Frequently asked questions
What counts as a complete thought record for this tracker?
A structured thought record that at minimum captures the situation, the automatic thought it triggered, and one balanced alternative perspective. Full records that include emotional responses and evidence review count fully. Brief one-step records count at partial weight. Track consistently rather than holding yourself to a perfectionist standard — doing the practice imperfectly is better than not doing it at all.
Should I log CBT practice I do informally, not from worksheets?
Yes. If you caught a cognitive distortion while in a conversation and consciously reframed it, that counts. CBT skills internalize over time from formal practice to real-time application. The tracker values both. Log informally applied skills and formally completed worksheets in the same fields.

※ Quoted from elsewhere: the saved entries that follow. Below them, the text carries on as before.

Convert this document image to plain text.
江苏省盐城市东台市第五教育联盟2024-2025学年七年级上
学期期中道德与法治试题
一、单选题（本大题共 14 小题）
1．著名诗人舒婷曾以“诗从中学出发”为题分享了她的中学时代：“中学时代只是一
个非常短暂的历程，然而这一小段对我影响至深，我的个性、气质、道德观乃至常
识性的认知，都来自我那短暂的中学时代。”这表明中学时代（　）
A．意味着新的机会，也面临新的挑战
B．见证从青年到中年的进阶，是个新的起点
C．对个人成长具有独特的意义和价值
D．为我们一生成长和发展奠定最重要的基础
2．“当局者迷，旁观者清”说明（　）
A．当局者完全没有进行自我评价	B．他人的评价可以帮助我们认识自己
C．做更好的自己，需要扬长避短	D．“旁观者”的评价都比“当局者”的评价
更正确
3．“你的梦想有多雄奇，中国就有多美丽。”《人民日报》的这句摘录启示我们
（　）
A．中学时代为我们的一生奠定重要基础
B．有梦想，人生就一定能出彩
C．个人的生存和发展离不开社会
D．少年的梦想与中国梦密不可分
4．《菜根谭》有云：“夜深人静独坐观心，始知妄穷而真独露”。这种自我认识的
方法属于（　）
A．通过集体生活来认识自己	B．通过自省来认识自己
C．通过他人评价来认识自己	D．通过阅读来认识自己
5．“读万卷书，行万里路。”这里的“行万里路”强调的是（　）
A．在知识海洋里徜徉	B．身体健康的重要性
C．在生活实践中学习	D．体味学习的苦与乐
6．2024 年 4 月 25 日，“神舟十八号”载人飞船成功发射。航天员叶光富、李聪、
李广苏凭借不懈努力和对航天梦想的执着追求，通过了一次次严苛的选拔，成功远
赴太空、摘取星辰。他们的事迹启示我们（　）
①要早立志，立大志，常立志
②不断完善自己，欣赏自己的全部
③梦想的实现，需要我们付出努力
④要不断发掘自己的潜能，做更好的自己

What if I am not in formal therapy?
Select Self-study Only or Workbook-guided in the CBT Stage field. The tracker calibrates against that context. Self-guided CBT practice is valid and has evidence behind it. The CBT Score will reflect your stage appropriately. If you are managing significant mental health symptoms primarily through self-guided CBT, discussing your approach with a professional when possible is worth considering.
How does the tracker define a behavioral experiment?
A behavioral experiment is any deliberate real-world test of a specific prediction embedded in an automatic thought. It requires action, not mental exercise. Running three behavioral experiments in a day is genuinely ambitious. Even one is meaningful. The tracker counts zero as its own data point — if you are never running experiments, that is worth discussing with whoever is supporting your CBT practice.